Guineematin.com : souvent vous assignez des gens en justice, est ce que ces plaintes aboutissent ?

Fouleymatou Camara : d’abord, on va commencer par les cas de mariages précoces. Parce que les vacances là, on avait nommé vacance sans mariage d’enfants. Parmi ces onze cas de mariages précoces, finalement tous les parents ont renoncé suite à notre intervention. C’est la vulgarisation de la loi qui fait défaut ici et on sait que la majeure partie de la population est analphabète. Donc, on doit vulgariser les lois dans nos langues du pays, si non ça serait très compliqué de mener ce combat. Donc, si on explique aux parents que le mariage précoce est condamné, ils nous disent qu’ils ne savaient pas et ils prennent l’engagement de ne pas donner leurs filles en mariage précoce.

Il y a des lois qui existent contre le viol, mais elles ne sont pas appliquées. Ceux qui violent sont dans nos quartiers, mais on peut porter plainte contre eux, et ils refusent de répondre à la convocation. Et après, rien n’est fait. Pour les cas de mariages précoces et les maltraitances physiques, souvent les plaintes aboutissent. Mais, tel n’est pas le cas pour le viol. Donc, pour le cas du viol, il reste encore beaucoup à faire.

Guineematin.com : quel appel lancez-vous au gouvernement et aux parents pour vous aider à combattre le viol ?

Fouleymatou Camara : dans un cadre général, nous allons commencer par interpeller l’autorité. On appelle l’autorité de nous aider à vulgariser, de nous aider à ce qu’on ait des spots qui vont parler de la vulgarisation de la loi. Dans les autres pays, tu peux voir un citoyen lambda qui n’a pas été à l’école mais qui est très bien informé sur la loi, plus que d’autres qui ont été à l’école. Mais, nous ici, c’est le contraire. Donc, on doit nous aider à vulgariser la loi. Il faudrait que les autorités prennent leur responsabilité sur le viol qui persiste dans notre pays et qui continue toujours. Quand tu parles de viol dans ce pays, on te dit que les filles s’habillent mal. Je dis une fille de six ans fait quel genre d’habillement pour être violée ? Donc c’est pour dire que ce n’est pas l’habillement qui provoque, il faut qu’on applique la loi. Si la loi est appliquée, le viol va cesser dans notre pays.
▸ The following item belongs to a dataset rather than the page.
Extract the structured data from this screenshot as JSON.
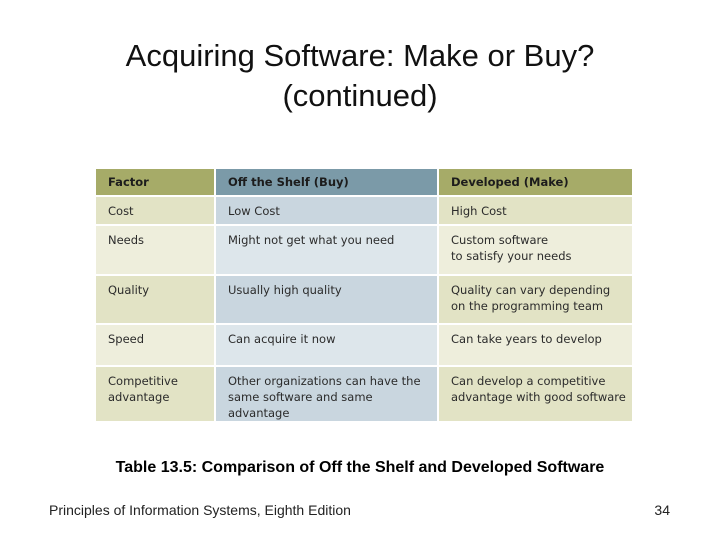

On demande aux parents de reprendre leurs responsabilités. Dans les cas de mariage, les parents disent que j’ai peur que ma fille tombe enceinte chez moi. Si c’est un parent responsable qui sait ce que sa fille fait, qui prend le temps le faire l’éducation sexuelle à la maison, est-ce que ce parent-là peut craindre que sa fille tombe enceinte ? Non.